Day Four
1. I am grateful for my chemistry teacher who was wise enough to let me utilize physics in my experiments. I wish I could remember his name but I can still clearly see his intense, happy and energetic face as I look backward into the blurry mists of my long ago days in high school. In my mind I was combining those two disciplines already and he was able to let me design my own experiments so that I could pursue the way those two work together to make the world all around us. Sometimes minds just need to be let to be curious and adventurous and the high mark he gave me has stuck with me all of my life. I was a bit out of the box for a basic chemistry class but that didn’t seem to bother him any and it was so interesting and fun when he would come over to see what I was working on and offer suggestions from his superior store of the knowledge of chemistry.
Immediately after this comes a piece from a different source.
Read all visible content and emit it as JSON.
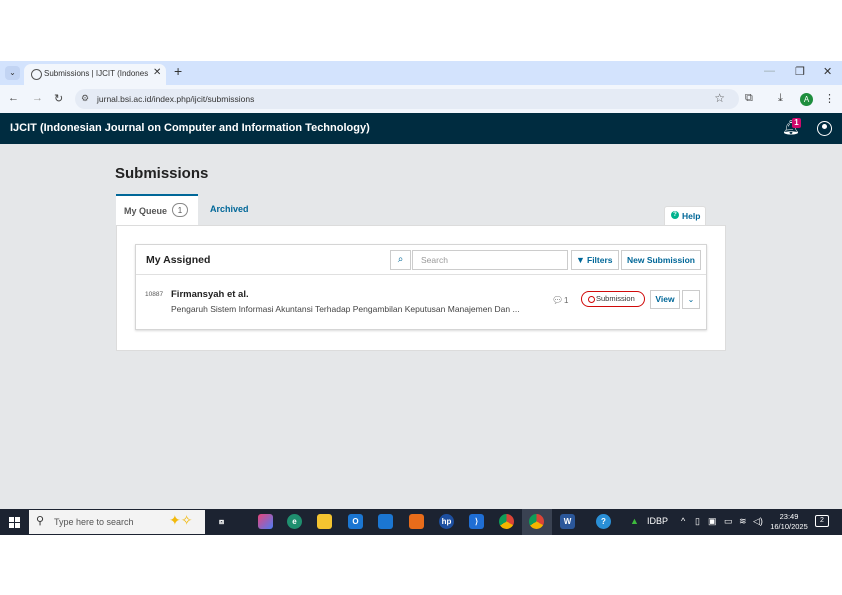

It left me with a great good feeling about the physical sciences.
2. I am grateful for my high school literature teacher whose name I still well remember. Robert Newton had a great passion for reading and literature and was also wise enough to recognize that I was an unusual student. He did a number of things that were not strictly allowed because he recognized that I loved to write. While other students were laboring away at essays (which I also love) he would let me turn in short stories if they matched with the assignment in some way. He had animated discussions in his class and my interest in literature was starting to take a philosophical turn at that time. I would want to discuss very modern stuff such as Tennessee Williams’ plays while the rest of the class was working on Melville’s Moby Dick. I always tried to keep with the theme but already my vocabulary was far ahead of most of my classmates and that, plus my bringing up material that the rest of the class had only possibly heard of, put me in a position of some considerable suspicion with my peers. He was kind enough to treat me as if all this was perfectly normal and not to make such a big deal of it that the other kids would get jealous or treat me as some kind of weirdo. He great sense of humor kind of wrapped us all in a blanket of happy tolerance. It was the first time I had ever had the courage to be publicly the person that I was in private. I am deeply indebted to him for this.
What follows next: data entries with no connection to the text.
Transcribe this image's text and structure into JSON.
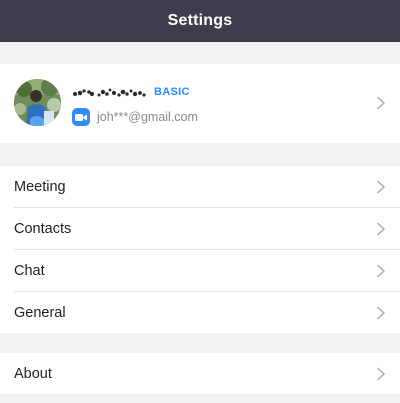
{
  "header": {
    "title": "Settings"
  },
  "profile": {
    "plan": "BASIC",
    "email": "joh***@gmail.com",
    "avatar_icon": "avatar-photo",
    "account_icon": "zoom-video-icon"
  },
  "menu_group_main": [
    {
      "id": "meeting",
      "label": "Meeting"
    },
    {
      "id": "contacts",
      "label": "Contacts"
    },
    {
      "id": "chat",
      "label": "Chat"
    },
    {
      "id": "general",
      "label": "General"
    }
  ],
  "menu_group_about": [
    {
      "id": "about",
      "label": "About"
    }
  ],
  "colors": {
    "header_bg": "#3d3d4c",
    "accent": "#2d8cff",
    "page_bg": "#f2f2f2"
  }
}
3. I am grateful for my university literature professor. I first met Christopher Carrol when I was taking one of those survey of world literature courses. It is one of those courses most professors dread because it is a kind of forced march through bits and fragments of things that would make wonderful reading, in entirety, under some other circumstance. Trying to piece all that stuff together kind of makes it almost a history course rather than literature. It is the kind of course that often inspires appalling apathy. Chris, as I came to know him, however filled the classroom with such energy and love for each piece that you would think it was his favorite thing to teach. You couldn’t help but get swept up in the enthusiasm he brought to everything we read. By the end of that class he had helped me get such an enthusiasm for Chaucer that I would eventually take that as the period I would immerse myself in for the rest of my time at the university. He became my friend and stayed so until he died last year. I can’t think of a university professor that has had more impact on my life than Chris Carrol and I will always be grateful to him for the many things I learned because of his influence and the example he lived in every moment of his long and happy life.